Da eine weitere kreditfinanzierte Investitionsförderung nicht mehr möglich ist, verbleibt als einzige Alternative für die Politik, die Wirksamkeit der öffentlichen Ausgaben zu erhöhen. Das heißt, Berlin muss sich auf die Entwicklung neuer eigener Kompetenzfelder wie z. B. Tourismus, Biotechnologie, Verkehrs- oder Medizintechnik konzentrieren, über die eine Erhöhung der Einkommen möglich ist. Nur so kann die besorgniserregende wirtschaftliche und finanzpolitische Entwicklung in Berlin durchbrochen werden. Unüberlegte Einzelmaßnahmen, "Kahlschlagsanierung" der "Rasenmähermethode" werden uns mit Sicherheit in den Staatsbankrott führen. Als wesentlicher Baustein einer seriösen Haushaltskonsolidierung muss stattdessen eine Strategie entwickelt werden, die nicht auf die Kahlschlagsanierung, sondern auf die strukturelle, auf mehr Wirtschaftlichkeit gerichtete und sozialverträgliche Sanierung der "Berliner Verwaltung" gerichtet ist. Berlin hat nur dann eine Chance, wenn es sich ein positives Ziel setzt: Wir müssen uns auf unsere Stärken und Möglichkeiten konzentrieren, um wieder ein nachhaltiges Wachstum zu erreichen. Durch folgende Maßnahmen:
1. Der Landeshaushalt muss vollständig in den Dienst der wirtschaftlichen Entwicklung gestellt werden.
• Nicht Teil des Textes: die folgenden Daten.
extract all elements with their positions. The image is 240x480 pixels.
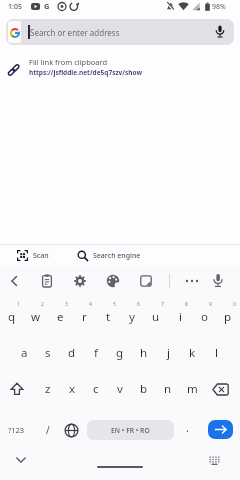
staticText: 1 xyxy=(17,301,20,308)
staticText: o xyxy=(201,309,208,325)
button[interactable]: s xyxy=(36,339,60,367)
staticText: k xyxy=(189,345,196,361)
staticText: 4 xyxy=(89,301,92,308)
staticText: EN • FR • RO xyxy=(111,426,150,435)
button[interactable]: g xyxy=(108,339,132,367)
button[interactable]: / xyxy=(38,419,58,441)
button[interactable] xyxy=(136,271,156,291)
button[interactable]: v xyxy=(108,375,132,403)
button[interactable] xyxy=(4,375,30,403)
staticText: b xyxy=(140,381,148,397)
button[interactable]: e xyxy=(48,303,72,331)
button[interactable]: d xyxy=(60,339,84,367)
button[interactable]: Search or enter address xyxy=(6,19,234,45)
staticText: g xyxy=(116,345,124,361)
button[interactable]: f xyxy=(84,339,108,367)
staticText: 5 xyxy=(113,301,116,308)
staticText: r xyxy=(82,309,87,325)
staticText: t xyxy=(106,309,111,325)
button[interactable]: p xyxy=(216,303,240,331)
staticText: / xyxy=(46,423,50,437)
staticText: i xyxy=(179,309,182,325)
staticText: 3 xyxy=(65,301,68,308)
button[interactable] xyxy=(37,271,57,291)
staticText: s xyxy=(45,345,51,361)
staticText: Search or enter address xyxy=(30,27,120,38)
staticText: 9 xyxy=(209,301,212,308)
staticText: q xyxy=(8,309,16,325)
staticText: j xyxy=(167,345,170,361)
staticText: ?123 xyxy=(8,425,25,435)
staticText: w xyxy=(31,309,41,325)
staticText: 98% xyxy=(212,2,226,12)
button[interactable]: EN • FR • RO xyxy=(87,420,174,440)
button[interactable]: r xyxy=(72,303,96,331)
button[interactable]: Fill link from clipboard xyxy=(0,52,240,84)
staticText: l xyxy=(215,345,218,361)
button[interactable]: ?123 xyxy=(2,419,30,441)
button[interactable]: o xyxy=(192,303,216,331)
button[interactable]: Search engine xyxy=(70,246,160,265)
staticText: p xyxy=(224,309,232,325)
button[interactable] xyxy=(202,452,226,470)
staticText: Fill link from clipboard xyxy=(29,57,108,67)
staticText: 2 xyxy=(41,301,44,308)
button[interactable]: k xyxy=(180,339,204,367)
staticText: 8 xyxy=(185,301,188,308)
staticText: y xyxy=(129,309,135,325)
button[interactable]: Scan xyxy=(10,246,65,265)
button[interactable] xyxy=(60,419,82,441)
button[interactable]: j xyxy=(156,339,180,367)
staticText: u xyxy=(152,309,160,325)
staticText: x xyxy=(69,381,76,397)
button[interactable]: x xyxy=(60,375,84,403)
staticText: n xyxy=(164,381,172,397)
staticText: . xyxy=(186,421,189,435)
button[interactable] xyxy=(10,452,32,468)
button[interactable] xyxy=(206,375,234,403)
button[interactable]: a xyxy=(12,339,36,367)
button[interactable]: m xyxy=(180,375,204,403)
button[interactable]: q xyxy=(0,303,24,331)
button[interactable] xyxy=(70,271,90,291)
staticText: v xyxy=(117,381,123,397)
button[interactable]: . xyxy=(179,417,195,439)
staticText: Scan xyxy=(33,251,49,261)
button[interactable] xyxy=(103,271,123,291)
button[interactable] xyxy=(208,271,228,291)
staticText: 0 xyxy=(233,301,236,308)
staticText: Search engine xyxy=(93,251,141,261)
button[interactable]: n xyxy=(156,375,180,403)
staticText: h xyxy=(140,345,148,361)
button[interactable]: z xyxy=(36,375,60,403)
staticText: 1:05 xyxy=(8,2,22,12)
button[interactable]: h xyxy=(132,339,156,367)
staticText: z xyxy=(45,381,51,397)
button[interactable]: y xyxy=(120,303,144,331)
staticText: G xyxy=(44,1,50,11)
staticText: 7 xyxy=(161,301,164,308)
staticText: m xyxy=(187,381,198,397)
staticText: https://jsfiddle.net/de5q7szv/show xyxy=(29,68,142,77)
staticText: a xyxy=(21,345,28,361)
button[interactable]: w xyxy=(24,303,48,331)
staticText: c xyxy=(93,381,99,397)
staticText: f xyxy=(94,345,98,361)
button[interactable]: b xyxy=(132,375,156,403)
button[interactable] xyxy=(182,271,202,291)
staticText: e xyxy=(57,309,64,325)
button[interactable] xyxy=(4,271,24,291)
staticText: d xyxy=(68,345,76,361)
button[interactable]: i xyxy=(168,303,192,331)
button[interactable]: u xyxy=(144,303,168,331)
button[interactable]: l xyxy=(204,339,228,367)
button[interactable]: t xyxy=(96,303,120,331)
staticText: 6 xyxy=(137,301,140,308)
button[interactable] xyxy=(208,420,233,439)
button[interactable]: c xyxy=(84,375,108,403)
2. Die Prioritätensetzung muss konsequent zu Gunsten der zukunftsorientierten Felder (z. B. Wissenschaft, Forschung oder Tourismus) erfolgen; vorrangige Finanzierung der Maßnahmen, die die Zukunftsfelder unterstützen.
3. Alle staatlichen Aktivitäten müssen daraufhin überprüft werden, ob sie der Entwicklung der zukunftsorientierten Felder nutzen oder diese eher behindern (Aufgabenkritik).
4. Konsequente Modernisierung der Verwaltung / Wirksame Steuerung der landeseigenen Beteiligungen
- Die vorliegenden Konzepte zur betriebswirtschaftlichen Ausrichtung der Hauptverwaltung wird unverzüglich umgesetzt.
- Verabschiedung eines Beteiligungsmanagementgesetzes, das eine wirksame Steuerung und Führung der landeseigenen Beteiligungen ermöglicht.
- Durch neue gesetzliche Regelungen wird die persönliche Haftung für Misswirtschaft von Senatsmitgliedern, Aufsichtsräten und Geschäftsführungen bzw. Vorständen öffentlicher Unternehmen verschärft.
- Privatisierungen von Beteiligungen und Verwaltungsaufgaben werden zur Stärkung des Standorts und zur Finanzierung von Zukunftsinvestitionen verwendet.